Left: System diagram of our collar, with simplified piezo wake-up circuit (analog signal processing) at bottom. Right: A similar, complete piezo wake-up circuit. Marzetti et al., 2020

Due to the complexity of the latter system, along with a lack of in-house prototyping material and a wealth of possible failure modes, we decided to go for the DSP approach. We settled on a system which performs very basic operations on the M4 core, storing the audio data in shared memory with its sister M7 core. This allows us to switch between the two quickly, only ever having one active at a time, while relaying the data seamlessly.

We conducted two power studies on our system. One early on, which showed high figures mostly due to unoptimized code and improper clock frequencies, a second one with full peripheral integration. By the end, our system was showing promise in terms of power consumption, allowing us to deploy for durations exceeding both the original estimates and the project specifications.

	First Study	Second Study
Baseline - Wake	13.43 mA	6.99 mA
Baseline - Sleep	2.9 mA	2.7 mA
Mic + SAI + DMA	23.6 mA	10.37 mA
DSP + Inference	16.0 mA	12.46 mA
MicroSD Write	14.1 mA	7.74 mA

Better-than-Algorithmic Compression

Finally, we arrive at another important issue: how do you store data securely, for a year or more, under restrictive and unpredictable conditions? There is a simple solution: SD cards are small, light, and mostly lossless, in addition to having fast and power-efficient write cycles. The biggest issue with this approach is that data can’t be collected until the deployment is complete, a feature that can prove very inconvenient, depending on the use case. Given that our collaborators have an already established LoRa (Long Range) network, we did a lot of work trying to make our system integrate wireless communications as an alternative to SD storage.

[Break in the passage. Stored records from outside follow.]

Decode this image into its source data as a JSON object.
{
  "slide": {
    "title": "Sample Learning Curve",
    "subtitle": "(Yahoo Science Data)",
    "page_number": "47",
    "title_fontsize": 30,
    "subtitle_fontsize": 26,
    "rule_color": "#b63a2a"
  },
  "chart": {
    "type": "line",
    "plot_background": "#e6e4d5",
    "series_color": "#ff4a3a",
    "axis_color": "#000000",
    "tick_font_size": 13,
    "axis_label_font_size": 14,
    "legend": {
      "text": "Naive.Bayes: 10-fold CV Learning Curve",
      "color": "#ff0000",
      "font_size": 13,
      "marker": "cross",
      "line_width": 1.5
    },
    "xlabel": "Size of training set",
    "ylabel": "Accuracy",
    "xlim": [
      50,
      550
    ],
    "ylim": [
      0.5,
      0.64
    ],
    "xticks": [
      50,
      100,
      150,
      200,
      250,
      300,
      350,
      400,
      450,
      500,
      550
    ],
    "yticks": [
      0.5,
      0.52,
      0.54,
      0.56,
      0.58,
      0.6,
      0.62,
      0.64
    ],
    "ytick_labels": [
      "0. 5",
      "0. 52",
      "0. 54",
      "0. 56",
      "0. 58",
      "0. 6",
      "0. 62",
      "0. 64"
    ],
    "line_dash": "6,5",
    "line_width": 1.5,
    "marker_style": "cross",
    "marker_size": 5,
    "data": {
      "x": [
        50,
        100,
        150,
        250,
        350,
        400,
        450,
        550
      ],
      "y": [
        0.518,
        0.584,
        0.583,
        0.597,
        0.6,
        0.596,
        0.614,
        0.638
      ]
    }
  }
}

Famously, wireless communications are very power-hungry. LoRa uses less power by transmitting data through “chirps”, at the cost of significantly lower bandwidth and longer uplink times. More importantly, LoRa is still by far the most power-intensive of our system. To reduce this issue, and to avoid blocking the network for too long, it quickly became apparent that we would need to compress our audio files significantly. In fact, if we reduced it enough for a full transmission, we could avoid running inference on-device at all, and classify the sound files with more powerful compute resources elsewhere in the network. For now, we decided to see how far we could take the compression. And, after implementing SD writes with FATFS, we stumbled upon an interesting–and promising–alternative to audio codecs: autoencoders.

The idea behind autoencoders is as follows: a multi-layer perceptron (the encoder) is trained to compress, for example, an image of a spectrogram into a set of embeddings, which another MLP (the decoder) can then decompress into a reasonably accurate representation of the original image. If you sever the two parts of the model, you get a section which can encode images into a smaller representation (known as the “latent space”) and a section which can decode it to its original state. Why would you use this, instead of compressing your audio algorithmically (e.g., MP3)? In theory, an autoencoder could reduce the amount of information significantly more than an algorithm by ignoring aspects of the audio irrelevant to classification and only focusing on the features that distinguish two spectrograms you care about.

Sample autoencoder input and output, spectrograms courtesy of Anu Jajodia

Putting everything together, we arrive at a cutting-edge device capable of acting as a low-power edge node within and without an external network: a versatile device for analyzing animal behavioral data, which ultimately has the potential to aid countless conservation efforts. We hope our work will be of use to the San Diego Zoo, and continue to be iterated on for years to come.